Friday, July 12, 2013

Two Pals on a Hilltop

by Audrey Smith Barclay

The daily trek through the woods to the high, bare pinnacle of rock overlooking the valley was the highlight of the day for nine-year-old Mike and Butch. The two had been inseparable companions ever since the huge, brown-and-white Collie had appeared at the Andersons' back door one rainy October night two years earlier, shivering with cold and half starved. He was little more than a half-grown puppy, but even then his enormous paws gave evidence of his size when he reached maturity.

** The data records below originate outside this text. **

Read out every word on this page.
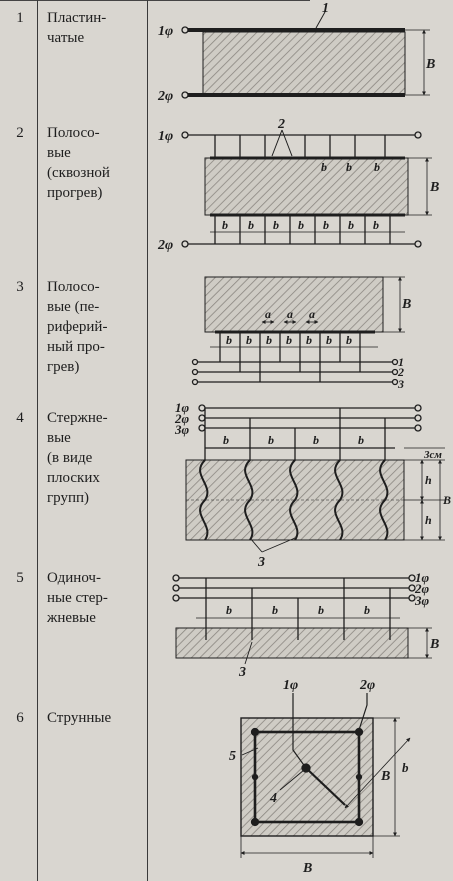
1 Пластин-
чатые
2 Полосо-
вые
(сквозной
прогрев)
3 Полосо-
вые (пе-
риферий-
ный про-
грев)
4 Стержне-
вые
(в виде
плоских
групп)
5 Одиноч-
ные стер-
жневые
6 Струнные
1φ
2φ
1
B
1φ
2φ
2
B
b b b b b b b
b b b
B
a a a
b b b b b b b
1
2
3
1φ
2φ
3φ
b	b	b	b
3см
h
h
B
3
1φ
2φ
3φ
b	b	b	b
B
3
1φ	2φ
5
4
B
B
b
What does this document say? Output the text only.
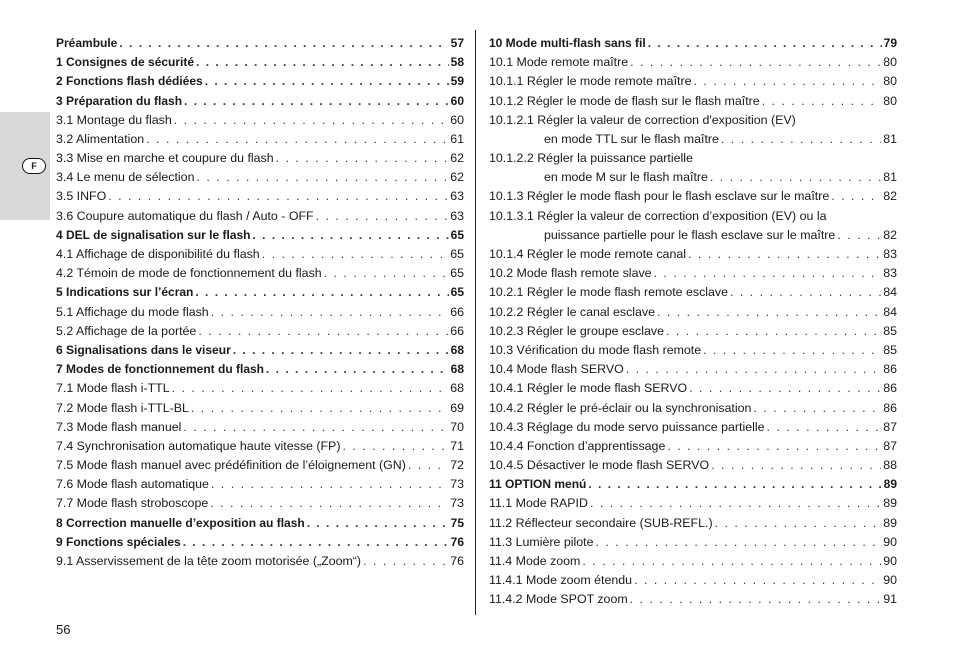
F
Préambule . . .	57
1 Consignes de sécurité . . .	58
2 Fonctions flash dédiées . . .	59
3 Préparation du flash . . .	60
3.1 Montage du flash . . .	60
3.2 Alimentation . . .	61
3.3 Mise en marche et coupure du flash . . .	62
3.4 Le menu de sélection . . .	62
3.5 INFO . . .	63
3.6 Coupure automatique du flash / Auto - OFF . . .	63
4 DEL de signalisation sur le flash . . .	65
4.1 Affichage de disponibilité du flash . . .	65
4.2 Témoin de mode de fonctionnement du flash . . .	65
5 Indications sur l’écran . . .	65
5.1 Affichage du mode flash . . .	66
5.2 Affichage de la portée . . .	66
6 Signalisations dans le viseur . . .	68
7 Modes de fonctionnement du flash . . .	68
7.1 Mode flash i-TTL . . .	68
7.2 Mode flash i-TTL-BL . . .	69
7.3 Mode flash manuel . . .	70
7.4 Synchronisation automatique haute vitesse (FP) . . .	71
7.5 Mode flash manuel avec prédéfinition de l’éloignement (GN) . . .	72
7.6 Mode flash automatique . . .	73
7.7 Mode flash stroboscope . . .	73
8 Correction manuelle d’exposition au flash . . .	75
9 Fonctions spéciales . . .	76
9.1 Asservissement de la tête zoom motorisée („Zoom“) . . .	76
10 Mode multi-flash sans fil . . .	79
10.1 Mode remote maître . . .	80
10.1.1 Régler le mode remote maître . . .	80
10.1.2 Régler le mode de flash sur le flash maître . . .	80
10.1.2.1 Régler la valeur de correction d'exposition (EV)
en mode TTL sur le flash maître . . .	81
10.1.2.2 Régler la puissance partielle
en mode M sur le flash maître . . .	81
10.1.3 Régler le mode flash pour le flash esclave sur le maître . . .	82
10.1.3.1 Régler la valeur de correction d’exposition (EV) ou la
puissance partielle pour le flash esclave sur le maître . . .	82
10.1.4 Régler le mode remote canal . . .	83
10.2 Mode flash remote slave . . .	83
10.2.1 Régler le mode flash remote esclave . . .	84
10.2.2 Régler le canal esclave . . .	84
10.2.3 Régler le groupe esclave . . .	85
10.3 Vérification du mode flash remote . . .	85
10.4 Mode flash SERVO . . .	86
10.4.1 Régler le mode flash SERVO . . .	86
10.4.2 Régler le pré-éclair ou la synchronisation . . .	86
10.4.3 Réglage du mode servo puissance partielle . . .	87
10.4.4 Fonction d’apprentissage . . .	87
10.4.5 Désactiver le mode flash SERVO . . .	88
11 OPTION menú . . .	89
11.1 Mode RAPID . . .	89
11.2 Réflecteur secondaire (SUB-REFL.) . . .	89
11.3 Lumière pilote . . .	90
11.4 Mode zoom . . .	90
11.4.1 Mode zoom étendu . . .	90
11.4.2 Mode SPOT zoom . . .	91
56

Boy and dog grew together, each idolizing the other. Mike was an only child so, to him, the big dog had taken the place of another human being; he took him everywhere he went, confided all his secrets--in short, Butch almost assumed the role of Father Confessor. He was always waiting to escort Mike home from school, waiting with teeth and tongue bared in happy anticipation. The short side trip to "their" rock always made the journey home something to look forward to.

Tousle-haired Mike knew, aside from the beauty of the scene spread below them, there were all sorts of interesting things for a little boy and his dog to see. Sometimes a toad, disturbed from its reverie, hopped across the path before them; often a lizard or a terrapin, perhaps a snake, would be sunning itself on the warm rock.

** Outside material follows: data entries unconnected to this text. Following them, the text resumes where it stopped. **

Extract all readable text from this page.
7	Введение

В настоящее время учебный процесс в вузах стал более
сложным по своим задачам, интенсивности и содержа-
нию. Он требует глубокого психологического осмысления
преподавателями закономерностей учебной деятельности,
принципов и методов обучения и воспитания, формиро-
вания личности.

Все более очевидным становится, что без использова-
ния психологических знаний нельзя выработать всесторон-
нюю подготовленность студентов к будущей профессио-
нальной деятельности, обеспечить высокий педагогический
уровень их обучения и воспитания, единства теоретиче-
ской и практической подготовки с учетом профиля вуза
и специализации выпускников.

There was one never-to-be-forgotten day they found the odd-looking snake stretched across the path. When gingerly attacked by Butch in an effort to frighten it away, the odd creature began to shrink in length while at the same time it grew broader and flatter. Mike and Butch watched it, bug-eyed, then backed away and left that one in full possession of their hilltop. They never saw the strange snake again.

The view from the big rock never failed to fascinate Mike. He spent hours lying spread-eagled, chin on folded arms, or sitting cross-legged, with an arm around his beloved pal, gazing across the valley. A highway wound in and out between the few farmhouses and fields and made its way to the hill on the opposite side, where it disappeared among the trees. The dreamy-eyed Mike looked after the few scattered cars as they sped along, wondering what was behind the horizon. Then, Butch, waiting patiently, would gaze wistfully up at the face of his little master as if he were saying, "Come on, Mike, please! Let's go see what's over there." And Mike always answered, "We will, Butch, some day we will!"